Dienstag, 4. Februar 2014, 17:18h

Abschluss - Rückblick - Ausblick

behrens

Die Abgabe der letzten Betreuung liegt schon Monate zurück, aber da mein ehemaliges Büro erst vor kurzem vollständig aufgelöst wurde, ist erst jetzt der eigentliche Abschluss vollzogen. Es gab jede Menge Altakten, die ich privat oder in meinem Keller untergebracht habe und jede Menge Dinge, die entsorgt werden mussten.

Unvermeidbar, dass dabei Erinnerungen an die Arbeit der vergangenen Jahre geweckt werden. Die sechzehn Jahre Betreuungsarbeit ermöglichten mir einen tiefen Einblick in das Leben anderer und ich wurde mit nahezu allen Problemlagen konfrontiert, in die Menschen geraten können. Bei manchen meiner Betreuten lag der Grund für die Erfordernis einer Betreuung in den Spätfolgen, die durch schwere Traumatisierungen infolge von Misshandlung oder Missbrauch entstanden. Viele meiner Betreuten haben noch den Krieg miterlebt (in Ausnahmefällen sogar noch beide Kriege) und dabei Hunger und Entbehrung erlitten und einige haben ihre Familie, ihre Gesundheit, ihre gesamte Habe oder ihre Heimat verloren.
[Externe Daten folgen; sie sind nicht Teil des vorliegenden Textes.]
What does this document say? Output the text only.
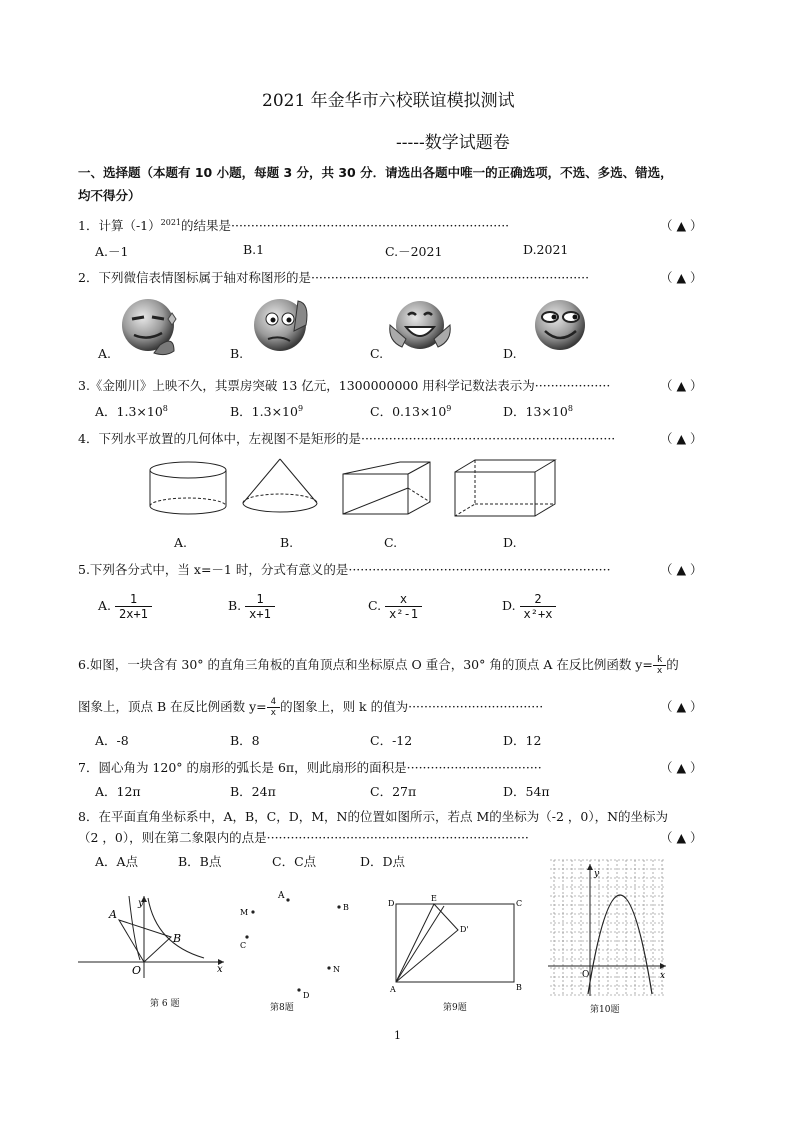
2021 年金华市六校联谊模拟测试
-----数学试题卷
一、选择题（本题有 10 小题，每题 3 分，共 30 分．请选出各题中唯一的正确选项，不选、多选、错选，
均不得分）
1．计算$(-1)^{2021}$的结果是······································································	（ ▲ ）
A.－1	B.1	C.－2021	D.2021
2．下列微信表情图标属于轴对称图形的是······································································	（ ▲ ）
A.	B.	C.	D.
3.《金刚川》上映不久，其票房突破 13 亿元，1300000000 用科学记数法表示为···················	（ ▲ ）
A．$1.3\times 10^8$	B．$1.3\times 10^9$	C．$0.13\times 10^9$	D．$13\times 10^8$
4．下列水平放置的几何体中，左视图不是矩形的是································································	（ ▲ ）
A.	B.	C.	D.
5.下列各分式中，当 x=－1 时，分式有意义的是··································································	（ ▲ ）
A. $\frac{1}{2x+1}$	B. $\frac{1}{x+1}$	C. $\frac{x}{\text{x²-1}}$	D. $\frac{2}{\text{x²+x}}$
6.如图，一块含有 30° 的直角三角板的直角顶点和坐标原点 O 重合，30° 角的顶点 A 在反比例函数 $y= \frac{k}{x}$ 的
图象上，顶点 B 在反比例函数 $y= \frac{4}{x}$ 的图象上，则 k 的值为··································	（ ▲ ）
A．-8	B．8	C．-12	D．12
7．圆心角为 120° 的扇形的弧长是 6π，则此扇形的面积是··································	（ ▲ ）
A．12π	B．24π	C．27π	D．54π
8．在平面直角坐标系中，A，B，C，D，M，N的位置如图所示，若点 M的坐标为（-2 ，0），N的坐标为
（2 ，0），则在第二象限内的点是··································································	（ ▲ ）
A．A点	B．B点	C．C点	D．D点
A
B
O	x
y
第 6 题
A
B
M
C
N
D
第8题
D
E
C
D'
A	B
第9题
O	x
y
第10题
1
Meine Arbeit hat mich sowohl mit dem Leid konfrontiert, das durch Krankheit oder Alter entstehen kann, als auch mit dem Leid, das durch Armut entsteht, wobei die Wechselbeziehung zwischen beiden offensichtlich ist. Auf der einen Seite führt Alter und Krankheit oftmals zur Verarmung und auf der anderen Seite begünstigt Armut das Entstehen von Erkrankungen und kann die mit dem Alter verbundenen Einschränkungen sowie den Alterungsprozess an sich verstärken.

Nicht verschweigen möchte ich, dass es auch unter den Betreuten Menschen mit einer kaum vorstellbaren Anspruchshaltung gibt, denen jegliches Sozialverhalten fehlt. Betreute, die auch kleinstes Eigenbemühen empört verweigern und die trotz der Tatsache, selbst noch nie etwas für andere getan zu haben, ein Optimum an Einsatz anderer erwarten. Die Mitarbeiter des Pflegedienstes und die Betreuer werden meist nur als Handlanger angesehen, die beliebig kommandiert und beleidigt werden dürfen.

Durch meine Arbeit wurde ich nicht nur mit meinen Betreuten, sondern meist auch mit deren Angehörigen konfrontiert. Dadurch konnte ich einen hautnahen Einblick darin erhalten, wie eine psychische oder dementielle Erkrankung Angehörige an den Rand der Belastbarkeit bringen kann. Auf der anderen Seite habe ich auch miterlebt, wie Angehörige Entscheidungen ausschließlich vom eigenen finanziellen Vorteil abhängig machen und es mitunter sogar zu skrupellosen Bereicherungen kommt. Eine überraschende Erfahrung war für mich der Umstand, dass häufig gerade jene Angehörigen zu einer großen Anspruchshaltung und ungerechtfertigten Vorwürfen neigen, die sich der Verantwortung für ihre Verwandten entzogen haben, während die sich kümmernden und engagierten Angehörigen dankbar für die Unterstützung des Betreuers sind und sich die Zusammenarbeit oftmals kooperativ und konstruktiv gestaltete.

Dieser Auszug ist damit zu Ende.